As scripted and unscripted series continue to take more risks with production techniques, I believe network TV is the perfect place to experiment with 360 and 3D video. What once was very taboo to show anything but the primary focal point, ratings show that viewers want to feel like they are a part of the action and 360 videos can provide that experience especially when it comes to reality TV. Allowing viewers to see how scenes in reality TV are often staged and cast members are coached, could add another layer that viewers might find incredibly provocative and engaging. Shooting reality TV in 360 would give viewers a truly more immersive experience as exampled in the field test below.
Field Test: The Fifth Wall
Modeled after the Lifetime networks’ scripted drama, UnReal, which gives the audience a sneak peak into the a behind the scenes chaos on the production set of a popular television dating show, this field test will actually shoot reality TV in 360 3D, in what I like to refer to as breaking through the fifth wall.
UnReal on Lifetime.
How It Works:
Each scene of an episode will be shot with 360 cameras, which will allow viewers to explore not only the primary subjects but capture the reactions of producers and other cast members in the same frame. No longer will cast members of reality shows be able to fall back on popular excuses like bad editing and viewers will experience their favorite shows big brother style, with eyes in every room.
Shot in 360, viewers can take a peek at the entire set of a reality shoot
There is so much to be seen beyond just what standard cameras will allow and with reality TV, some moments can’t be recreated, no matter how much staging is involved. 360 video could be an innovative way capture more dynamic stories and give viewers a richer overall experience.
For as long as I can remember, I’ve loved the experience of watching TV; the act itself isn’t especially exciting, rather it’s the content that often defines whether or not those 30 minutes to an hour were well spent. When I started my career with A+E Networks, I was ecstatic to be a part [any part], of the television creation process. What was once just mindless consumption on my end, this new position gave me a new perspective on the TV watching and its evolution.

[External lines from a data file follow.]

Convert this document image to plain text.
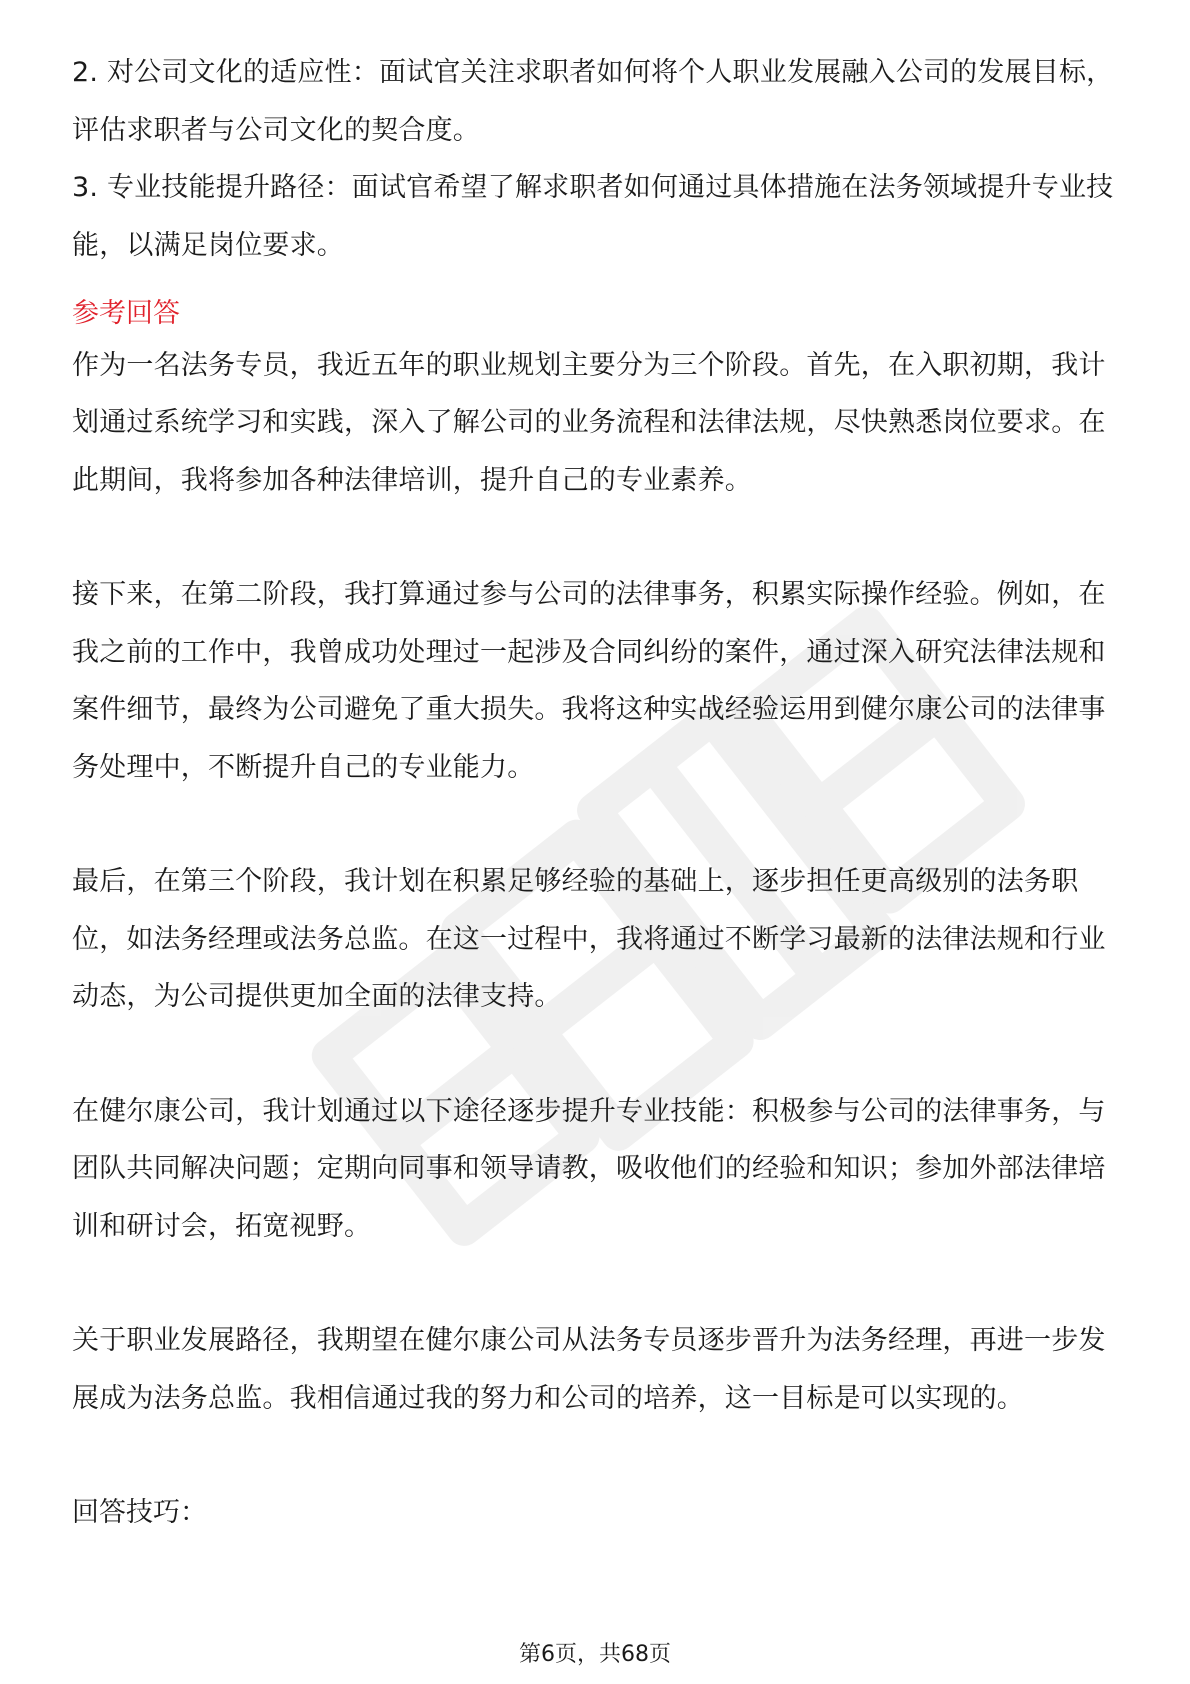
2. 对公司文化的适应性：面试官关注求职者如何将个人职业发展融入公司的发展目标，评估求职者与公司文化的契合度。

3. 专业技能提升路径：面试官希望了解求职者如何通过具体措施在法务领域提升专业技能，以满足岗位要求。

参考回答

作为一名法务专员，我近五年的职业规划主要分为三个阶段。首先，在入职初期，我计划通过系统学习和实践，深入了解公司的业务流程和法律法规，尽快熟悉岗位要求。在此期间，我将参加各种法律培训，提升自己的专业素养。

接下来，在第二阶段，我打算通过参与公司的法律事务，积累实际操作经验。例如，在我之前的工作中，我曾成功处理过一起涉及合同纠纷的案件，通过深入研究法律法规和案件细节，最终为公司避免了重大损失。我将这种实战经验运用到健尔康公司的法律事务处理中，不断提升自己的专业能力。

最后，在第三个阶段，我计划在积累足够经验的基础上，逐步担任更高级别的法务职位，如法务经理或法务总监。在这一过程中，我将通过不断学习最新的法律法规和行业动态，为公司提供更加全面的法律支持。

在健尔康公司，我计划通过以下途径逐步提升专业技能：积极参与公司的法律事务，与团队共同解决问题；定期向同事和领导请教，吸收他们的经验和知识；参加外部法律培训和研讨会，拓宽视野。

关于职业发展路径，我期望在健尔康公司从法务专员逐步晋升为法务经理，再进一步发展成为法务总监。我相信通过我的努力和公司的培养，这一目标是可以实现的。

回答技巧：

第6页，共68页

Watching TV is often considered a lazy activity, with words like binging or couch potato often being used to describe avid TV watchers. With the integration of Virtual Reality technology into the television programming space, I believe these terms may no longer have the same relevance. This week in my graduate coursework, we discussed Virtual Reality and how it’s being used to allow people to step into augmented worlds; well in my mind, that’s exactly what happens when you’re watching a great TV show, so these two types of technology seem like a match made in heaven.
How brilliant would it be unbox a new pair of HaloLens glasses and program them to your favorite television network—what could happen next? Maybe you’d turn on the latest episode of The Walking Dead and you’d begin seeing everything through the eyes of a zombie; your living room would be transformed with each scene and you could experience all the action happening around you. Perhaps you could be a detective on an episode of Law & Order—the possibilities are endless and kind of fun to think about! These are experiences that I believe are totally realistic as Virtual Reality continues to mature and other technologies begin adopting their own VR capabilities. In my professional world, this means a great deal of reorganization and creative work for studios and networks, but if it means we all get off the couch and start interacting with our TV sets, then what does anyone have to lose?